Jasper County Democrat, Volume 4, Number 50, Rensselaer, Jasper County, 22 March 1902 — IRRIGATING ARID LANDS. [ARTICLE]

IRRIGATING ARID LANDS.

What an Artesian Well Can Accomplish in Central Dakota. The question of the irrigation of the arid lands of the West is now the most important domestic concern before the American people. There are between 75,000,000 and 100,000,000 acres of such lands which without irrigation are virtually valueless, but which if watered are capable of raising an abundance of crops of all kinds. In some sections of the West, notably in central Dakota, water for Irrigating purposes is procured from artesian wells. The flow from some of these wells is very great. At Chamberlain a 600-foot well yields 5,760,000 gallons of water daily; at the Yankton Indian agency there is a flow of 3,000 gallons a minute. The result of the ceaseless flow from such wells in a country like Dakota, where the rainfall seldom exceeds fifteen inches yearly, can hardly be appreciated by one who has never witnessed it, says a writer in the National Magazine.

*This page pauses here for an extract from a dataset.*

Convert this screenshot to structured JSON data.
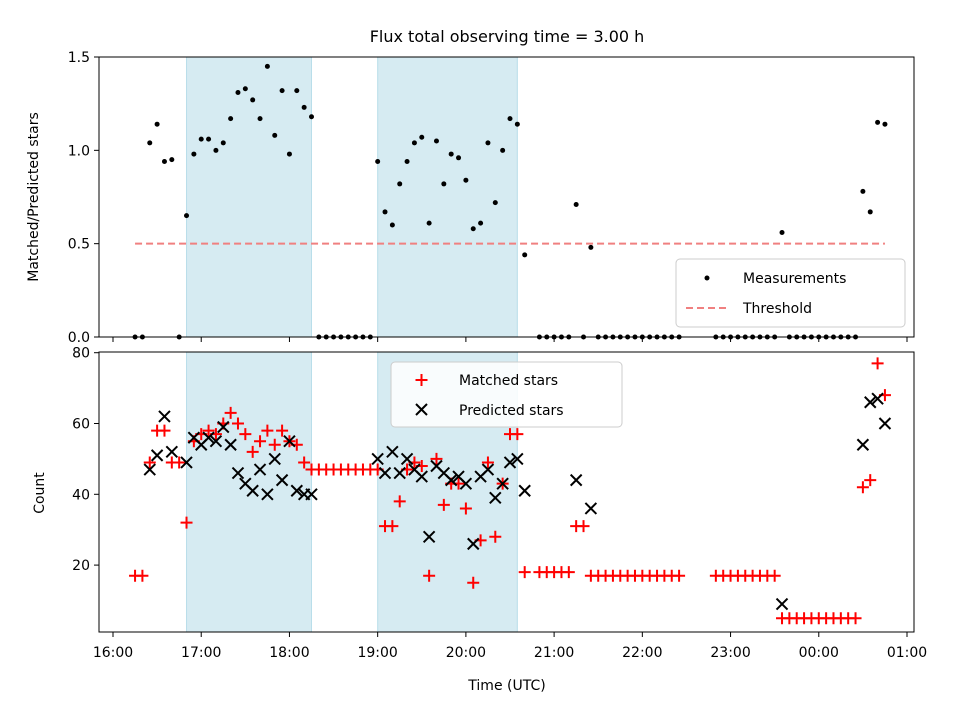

Dry hillsides become covered with flags and water grasses; arid fields are heavy with verdure; trees, shrubbery, rose bushes, vegetables, grain and flowers grow luxuriously and are often untouched by frost weeks after everything around them is sere and withered. The cost of such wells is high, ranging from $4,000 to $6,000, and is beyond the reach of most fanners. The cost of one first-class battleship, $3,500,000, would sink and equip In the Dakota artesian belt 600 first-class wells, capable of irrigating 600,000 acres of arable land; giving an increase yield of 10,000,000 of bushels of wheat, valued at $5,000,000 yearly; besides keeping every dried-up watercourse In perennial flow, increasing the local precipitation, giving thousauda of farms a constant supply of water for stock and home use, increasing the bird life and vegetable development and largely modifying the rigors of the climate at all seasons. From many of these wells —without In the least diminishing their flow—power, light and heat could be supplied for a great variety of uses, and in a single decade after the establishment of such a system, men would wonder that it had ever been thought possible to exist without such potent agencies of good.